Creator Economy In The Funding Winter

So it is unclear whether influencers need to report the receipt of goods and products separately. There’s already quite a lot of cutbacks from brands and startups on the influencer marketing front, as per one creator who wanted to remain anonymous as they are currently discussing deals with some brands.

“With the funding winter, startups are cutting back on all kinds of spending. Layoffs are obviously the biggest step, but marketing spending was very high in all startups and D2C  brands till last year and now we are being told that some deals cannot be signed due to their internal changes,” the creator told us.

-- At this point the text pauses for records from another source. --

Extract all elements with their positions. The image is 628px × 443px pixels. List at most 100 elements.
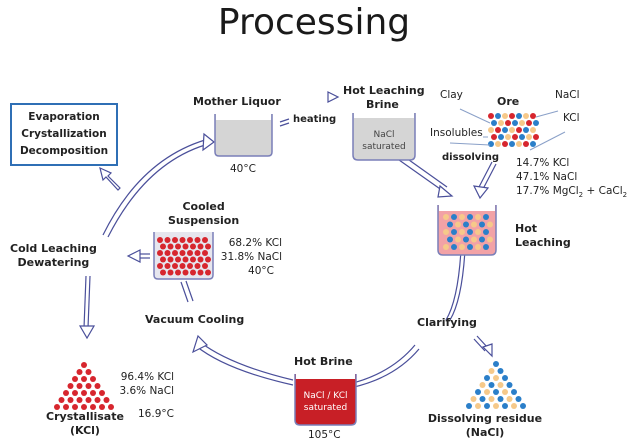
particle	[99, 404, 105, 410]
particle	[488, 382, 495, 388]
particle	[190, 269, 196, 276]
cryst-comp-nacl: 3.6% NaCl	[119, 385, 174, 397]
particle	[197, 256, 204, 263]
particle	[484, 403, 490, 409]
particle	[483, 244, 489, 250]
hot-leaching-vessel	[437, 205, 497, 256]
arc-ore-to-hotleach	[478, 161, 493, 188]
particle	[85, 369, 92, 375]
particle	[506, 382, 513, 388]
particle	[459, 229, 465, 235]
residue-pile	[466, 361, 526, 409]
particle	[90, 404, 96, 410]
particle	[516, 127, 522, 133]
particle	[164, 237, 171, 243]
arrow-head	[472, 185, 490, 200]
particle	[493, 403, 499, 409]
particle	[495, 141, 501, 147]
particle	[172, 237, 178, 243]
ore-comp-nacl: 47.1% NaCl	[516, 171, 578, 183]
cs-comp-nacl: 31.8% NaCl	[220, 251, 282, 263]
particle	[190, 256, 196, 263]
vacuum-cooling-label: Vacuum Cooling	[145, 313, 245, 326]
particle	[502, 127, 508, 133]
particle	[463, 221, 469, 228]
particle	[471, 236, 477, 243]
particle	[103, 397, 110, 403]
particle	[483, 229, 489, 235]
hot-leaching-label: Hot Leaching	[515, 222, 571, 250]
particle	[90, 390, 96, 396]
particle	[187, 263, 193, 269]
brine-vessel	[352, 113, 416, 161]
particle	[497, 396, 504, 402]
residue-label-1: Dissolving residue	[427, 412, 543, 425]
particle	[172, 250, 178, 256]
particle	[90, 376, 96, 382]
cooled-suspension-label: Cooled Suspension	[168, 200, 239, 228]
particle	[519, 120, 525, 126]
particle	[475, 389, 481, 395]
hot-brine-temp: 105°C	[308, 429, 341, 441]
particle	[160, 269, 166, 276]
mother-liquor-vessel	[214, 114, 273, 157]
particle	[505, 120, 511, 126]
particle	[533, 134, 539, 140]
page-title: Processing	[217, 2, 411, 43]
particle	[498, 120, 504, 126]
particle	[526, 120, 532, 126]
particle	[76, 397, 83, 403]
particle	[488, 396, 495, 402]
particle	[205, 243, 211, 250]
box-line: Crystallization	[21, 128, 107, 140]
mother-liquor-temp: 40°C	[230, 163, 256, 175]
particle	[493, 361, 499, 367]
particle	[523, 113, 529, 119]
particle	[187, 237, 193, 243]
arc-suspension-to-vacuum	[180, 281, 189, 303]
particle	[205, 256, 211, 263]
particle	[175, 256, 181, 263]
particle	[197, 243, 204, 250]
cs-label-1: Cooled	[182, 200, 225, 213]
particle	[467, 214, 473, 220]
particle	[202, 263, 208, 269]
cryst-comp-kcl: 96.4% KCl	[120, 371, 174, 383]
arrow-head	[202, 132, 215, 152]
particle	[471, 221, 477, 228]
particle	[451, 214, 457, 220]
brine-label-1: Hot Leaching	[343, 84, 425, 97]
particle	[175, 243, 181, 250]
particle	[54, 404, 60, 410]
particle	[495, 127, 501, 133]
particle	[505, 134, 511, 140]
particle	[509, 141, 515, 147]
particle	[451, 244, 457, 250]
arrow-head	[327, 91, 340, 103]
particle	[497, 368, 504, 374]
particle	[81, 376, 87, 382]
particle	[202, 237, 208, 243]
cs-comp-kcl: 68.2% KCl	[228, 237, 282, 249]
particle	[498, 134, 504, 140]
particle	[455, 236, 461, 243]
brine-label-2: Brine	[366, 98, 399, 111]
ore-composition: 14.7% KCl 47.1% NaCl 17.7% MgCl2 + CaCl2	[516, 156, 627, 202]
particle	[167, 256, 174, 263]
hot-leaching-label-1: Hot	[515, 222, 538, 235]
particle	[493, 389, 499, 395]
particle	[447, 221, 453, 228]
ore-kcl-label: KCl	[563, 112, 580, 124]
dissolving-label: dissolving	[442, 152, 500, 163]
crystallisate-label: Crystallisate (KCl)	[45, 410, 125, 438]
arrow-head	[126, 249, 141, 263]
particle	[516, 113, 522, 119]
particle	[533, 120, 539, 126]
particle	[202, 250, 208, 256]
particle	[491, 120, 497, 126]
particle	[479, 396, 486, 402]
particle	[515, 396, 522, 402]
particle	[179, 237, 186, 243]
particle	[443, 229, 449, 235]
particle	[63, 390, 69, 396]
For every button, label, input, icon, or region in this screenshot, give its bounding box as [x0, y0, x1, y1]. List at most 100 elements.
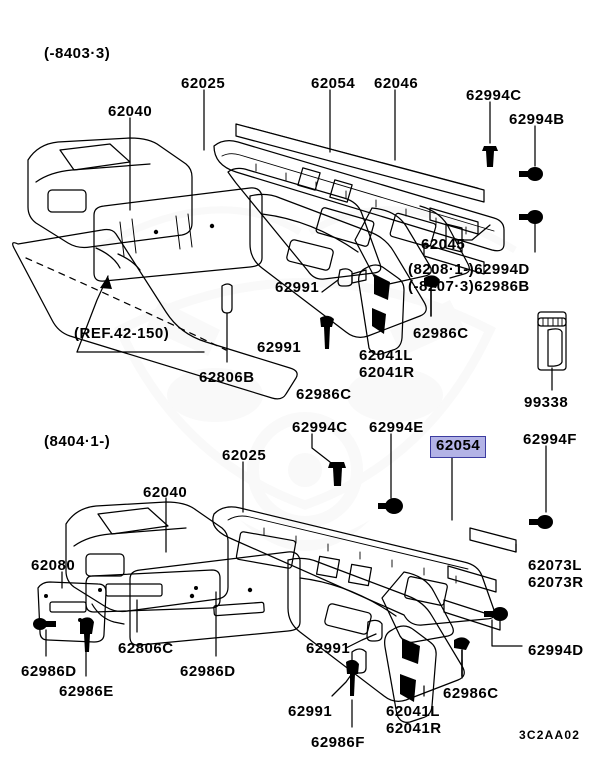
bumper-face-lower-right [287, 557, 465, 702]
label-62994B-upper: 62994B [509, 111, 565, 128]
beam-slot-1 [315, 207, 375, 247]
date-variant-2-part: 62986B [474, 278, 530, 295]
label-62073R: 62073R [528, 574, 584, 591]
date-variant-1-part: 62994D [474, 261, 530, 278]
label-62986C-upper-b: 62986C [413, 325, 469, 342]
bumper-face-lower-left [65, 501, 229, 613]
stiffener-leg [91, 603, 125, 625]
label-62041L-lower: 62041L [386, 703, 440, 720]
beam-slot-2 [389, 212, 437, 248]
label-62054-upper: 62054 [311, 75, 356, 92]
label-62025-lower: 62025 [222, 447, 267, 464]
license-plate-panel [93, 187, 263, 282]
upper-top-rail-62054 [235, 123, 485, 203]
bolt-62986D-a [33, 618, 56, 630]
upper-beam-62046 [213, 140, 505, 252]
label-62994C-upper: 62994C [466, 87, 522, 104]
label-62991-lower-b: 62991 [288, 703, 333, 720]
beam-hole-2 [329, 179, 353, 203]
beam-end-plate [419, 205, 470, 279]
bumper-face-upper-right [249, 193, 427, 338]
bumper-slot-lower-left [85, 553, 125, 577]
label-62991-upper-a: 62991 [275, 279, 320, 296]
stiffener-hole-a [98, 588, 102, 592]
clip-62986E [80, 617, 94, 652]
bracket-62041-upper [358, 264, 405, 355]
bolt-62994C-lower [328, 462, 346, 486]
clip-62991-upper-a [221, 283, 233, 314]
plate-hash-marks [119, 213, 193, 257]
reinforce-crease [227, 515, 469, 570]
bumper-crease-4 [299, 577, 397, 617]
reinforce-slot-2 [404, 576, 448, 606]
plate-slot-lower [213, 601, 265, 617]
label-62025-upper: 62025 [181, 75, 226, 92]
upper-top-rail-line [247, 126, 479, 189]
leader-62994D-lower [491, 619, 523, 647]
leader-62994C-lower [311, 433, 331, 463]
bracket-hole-u2 [372, 308, 386, 334]
plate-hole-d [247, 587, 253, 593]
stay-62073 [469, 527, 517, 553]
screw-62986C-upper-right [424, 275, 440, 317]
reinforce-rivets [263, 527, 457, 584]
bracket-hole-l1 [402, 638, 420, 664]
bumper-top-lip-lower [97, 507, 169, 535]
label-62806C: 62806C [118, 640, 174, 657]
label-62986D-b: 62986D [180, 663, 236, 680]
date-variant-1-date: (8208·1-) [408, 261, 475, 278]
label-62986E: 62986E [59, 683, 114, 700]
bolt-62994C-upper [482, 146, 498, 167]
plate-hole-c [189, 593, 195, 599]
bumper-slot-right [286, 239, 334, 271]
bracket-62041-lower [384, 625, 437, 723]
clip-62991-lower-a [366, 619, 383, 642]
beam-upper-arm [429, 207, 479, 235]
reinforce-right-box [381, 571, 454, 643]
lower-date-range-heading: (8404·1-) [44, 433, 111, 450]
label-62046-upper: 62046 [374, 75, 419, 92]
label-62986F: 62986F [311, 734, 365, 751]
clip-62991-lower-b [351, 648, 367, 674]
date-variant-row-1: (8208·1-)62994D [408, 261, 530, 279]
screw-62986C-lower [454, 637, 470, 677]
upper-beam-crease [221, 153, 495, 232]
upper-beam-mid [227, 167, 382, 280]
valance-detail-1 [95, 247, 121, 269]
reinforce-hole-2 [347, 563, 373, 587]
label-62991-lower-a: 62991 [306, 640, 351, 657]
label-62994C-lower: 62994C [292, 419, 348, 436]
leader-62991-lower-a [345, 633, 377, 649]
label-62986D-a: 62986D [21, 663, 77, 680]
label-62994F-lower: 62994F [523, 431, 577, 448]
bumper-top-lip-left [59, 143, 131, 171]
label-62045: 62045 [421, 236, 466, 253]
bumper-face-upper-left [27, 137, 193, 249]
reinforce-hole-1 [315, 555, 341, 579]
label-62041R-lower: 62041R [386, 720, 442, 737]
date-variant-row-2: (-8207·3)62986B [408, 278, 530, 296]
bolt-62994F-lower [529, 515, 553, 529]
bracket-62080-hole-a [44, 594, 48, 598]
label-62994E-lower: 62994E [369, 419, 424, 436]
bumper-slot-lower-right [324, 603, 372, 635]
bracket-hole-l2 [400, 674, 416, 702]
bracket-62080-slot [49, 601, 87, 613]
screw-62986C-upper [320, 315, 334, 349]
bumper-crease-2 [261, 213, 359, 253]
bracket-hole-u1 [374, 274, 390, 300]
reinforce-lower-main [212, 506, 496, 626]
label-62991-upper-b: 62991 [257, 339, 302, 356]
license-plate-panel-lower [129, 551, 301, 646]
label-62041R-upper: 62041R [359, 364, 415, 381]
plate-hole-b [209, 223, 215, 229]
label-62041L-upper: 62041L [359, 347, 413, 364]
label-62040-upper: 62040 [108, 103, 153, 120]
label-62986C-lower: 62986C [443, 685, 499, 702]
label-62986C-upper-a: 62986C [296, 386, 352, 403]
reinforce-slot-1 [235, 531, 297, 569]
highlighted-part-number-62054[interactable]: 62054 [430, 436, 487, 458]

Then there are reports about the lack of penetration for the homegrown TikTok alternatives such as Moj, Josh, Chingari and others, even casual engagement seems to be dropping off. The sale of Times Internet-owned MXTakatak to ShareChat  indicates that further consolidation might be on the cards.

RBI’s Curveball To Freelance Professionals

Further the Reserve Bank of India (RBI) issued draft guidelines on ‘Processing and settlement of small value export and import related payments’ which does not include the term “export of services”.

While cross-border payments providers could earlier offer payments services for both goods and services, they can now only offer services for goods and digital products.

In simple terms, this means that a freelance writer or content provider or influencer in India associated with any foreign company may not be able to receive payments through existing cross-border payments services such as PayPal, Payoneer, and Stripe, as the two parties are indulged in “export of services”.

This could include creating a video without any product consideration in return or writing a blog post or any other kind of content. This is going to damage the flow of compensation to several freelance artists, writers, content creators and other independent workers in the internet ecosystem.

According to a blog by Nasscom, exclusion of export services will impact a plethora of small value services that are exported from India, such as yoga classes, chef/cooking classes, accounting services, bookkeeping, website designing, and online web services, consultancy, education, among others.

The 10% TDS, while being welcomed by social commerce platforms and brands, might become a bigger hurdle in the long run and could become a large tax outlay for D2C brands. Plus, as we mentioned earlier, without knowing where the compliance burden will fall, it’s unclear whether this ruling can indeed bring in the formalisation of the creator economy that many seek, or whether it will drive more marketing dollars to the larger creators.